This week has been a battle with Youngest. A battle of epic proportions. I love her, I love her dearly, but my goodness it has been testing. Firstly, she picked up some sort of bug that knocked her sideways. She just had a temperature and seemed very lethargic and had no interest in her food. Once she had shaken off the bug she still seemed very tired. This was probably due to the fact that she was now waking up in the night. This was a complete shock to the system and gave my broody disposition a reminder of why having another baby is not the sensible thing to do. I had forgotten how truly evil sleep deprivation is. However, this was nothing compared to the epic temper tantrums we were having from Youngest as a result of her tiredness. If we so much as looked at her funny it would set her off, arms flailing as she convulsed on the floor. It was during one temper tantrum that I had a stark realisation. I might actually be living with Trump. Not convinced? Here is my evidence.
Is Youngest, Trump or Trump, Youngest?
- We all know that allegedly Trump loves grabbing onto things he shouldn’t (there was the pussy quote). Don’t worry Youngest is not a sex pest. However, she does have a fondness for grabbing onto things that I have told her not to. In the past she has grabbed carrots from supermarket shelves and left her teeth marks on them. In fact, shopping with Youngest in the trolley is like an episode of Supermarket Sweep as she leans over the side of the trolley swooshing everything in her path into our trolley. I now have become an expert in navigating aisles so that she can’t reach the shelves. She grabs cake off my plate when I’m not looking and she once grabbed some felt-tips and drew all over her lovely GLTC oven and the carpet.
- Youngest is never wrong. Even if we know she is wrong, we can’t tell her this. She refuses to listen. She is right. Even if it is something really obvious, like she is wearing her knickers over her trousers and that’s not how we wear them. Nope, she will argue until she is blue in the face that we do wear our knickers over trousers. In fact, we are the ones in the wrong for wearing our knickers under our trousers. It is a completely farcical argument and we just have to wait and hope she sees sense. Sound like anyone we know? You can’t argue with Youngest and you can’t argue with Trump. The both say equally outlandish things (*in my opinion*)

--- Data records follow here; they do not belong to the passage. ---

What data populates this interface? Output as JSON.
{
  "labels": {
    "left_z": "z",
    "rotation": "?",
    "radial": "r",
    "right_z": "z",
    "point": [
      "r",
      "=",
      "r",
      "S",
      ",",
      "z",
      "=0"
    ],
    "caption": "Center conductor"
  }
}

- Youngest has a fondness for building with her Lego bricks. She just builds towers, the bigger the better (aka Trump Towers) and she likes building walls. Hmmm, the similarities, it’s getting scary now.
- Youngest has been known to make stuff up
“I live on the moon”
“Daddy said that I can get a dog” Cue panic from me. Actually, for that one I do hold Mr C responsible as he been showing Youngest YouTube videos of dogs. I bet Trump is more of a pussy man. He likes nothing better than watching YouTube videos of cats saying hello.
I digress. Youngest likes to make stuff up and it has been said that Trump also has a fondness for this. Some of the things that he allegedly said include the revelation that Obama founded Isis. Yep, equally as outlandish as when Youngest told the lovely old lady in the lift that she lived on the moon.
- Youngest likes to boast. Youngest will tell Oldest “I have the best Mummy in the world” Note: I did not pay her to say that. Oldest will then intervene with “she’s my Mummy too”. Youngest will retaliate with “No she’s not”, Oldest then argues back and this will go on for a good 20 minutes. Finally, Youngest closes down the argument by trumping it all with the biggest boast, “well Mummy loves me more”. Oldest points out that this isn’t true. Youngest then shouts “prove it!” In the next breath Youngest has closed down the discussion with,
“I told you that I was right”
How do you argue against that? We know that she is not right but how do we prove it? Youngest doesn’t care about facts. Sound like someone else? Trump has been known to boast about his penis. I much prefer Youngest’s boasts.
- Youngest likes to charge into things head first without thinking about the consequences. We have seen her jumping from dining room table to settee, licking the freezer door and drawing on my carpet. Sorry, I keep bringing the carpet up. I am in mourning for my carpet. We could say that Trump likes to charge about, jumping into things head first, presidency, travel ban, walls etc etc.
Actually, I could go on and on. However, where Youngest might have elements of Trump that is fine because she is a CHILD. How do I deal with Youngest when she is being all Trump like? I try to make her see sense by using logic and reason. What I have realised is that shouting at Youngest doesn’t work, we have to gently explain and keep tapping away until she eventually gets it. Let’s hope that Trump eventually gets it too.